La psychologue, une femme d’environ quarante ans, me fixe de ses yeux bleus.
J’ai l’impression qu’elle essaie de lire en moi alors j’essaie de dissimuler ma gêne et joue avec mes mains tout en évitant de croiser son regard, comme je le fais tous les matins avec mon miroir.
—Vous arrivez au travail, vous remarquez tout de suite que Fabienne n’est pas là ?
—Non en fait, je remarque surtout que plusieurs de mes collègues sont attroupés autour de Clémence dans la salle de pause. Clémence c’est la sœur de Fabienne, je ne la porte pas tellement dans mon cœur pour être honnête, elle est grande gueule, un peu bourrue et souvent très premier degré mais, la voir pleurer attise ma curiosité. Une de mes collègues me raconte que Fabienne n’est pas venue travailler ce matin. Je savais qu’elle devait passer le week-end avec un homme qu’elle avait rencontré sur internet. Cela ne m’a pas inquiétée sur le coup, je me suis dit qu’elle avait dû vouloir prolonger son week-end pour roucouler, mais Clémence avait essayé de la joindre plusieurs fois durant le week-end mais Fabienne n’avait donné réponse à aucun de ses messages. Elle avait trouvé ça très louche. Elle s’était donc rendue à son appartement la veille au soir, et avait trouvé sa valise prête dans le couloir, ainsi que son téléphone portable sur la table de la cuisine, mais pas Fabienne.
—Fabienne vous avait parlé de l’homme qu’elle avait rencontré ?
—Très peu, elle était très secrète sur sa vie privée.
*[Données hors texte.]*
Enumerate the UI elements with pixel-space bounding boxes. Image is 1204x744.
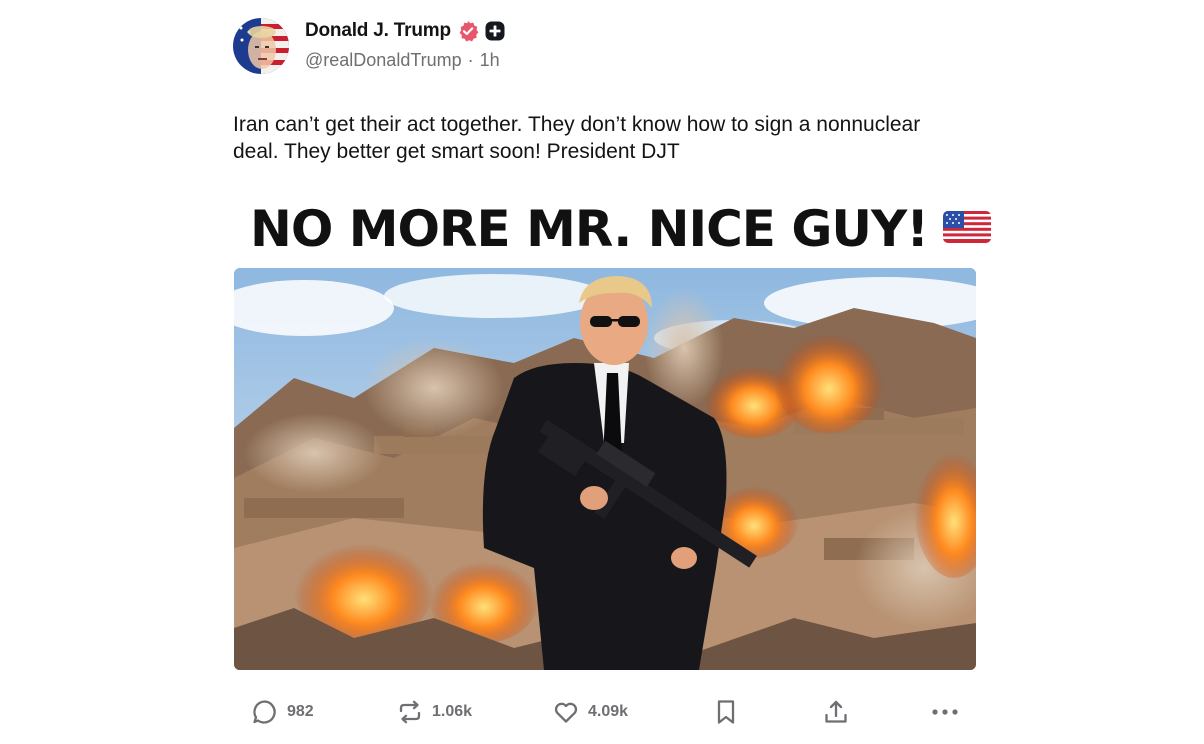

Elle m’avait juste dit que cela faisait plusieurs jours qu’ils s’écrivaient et qu’elle avait l’impression qu’ils se connaissaient depuis toujours. Vous pensez que c’est un enlèvement ?
—Je ne peux pas vous en dire plus pour le moment madame Leblé, une enquête est en cours et nous avons plusieurs indices qu’il nous faut creuser pour le moment.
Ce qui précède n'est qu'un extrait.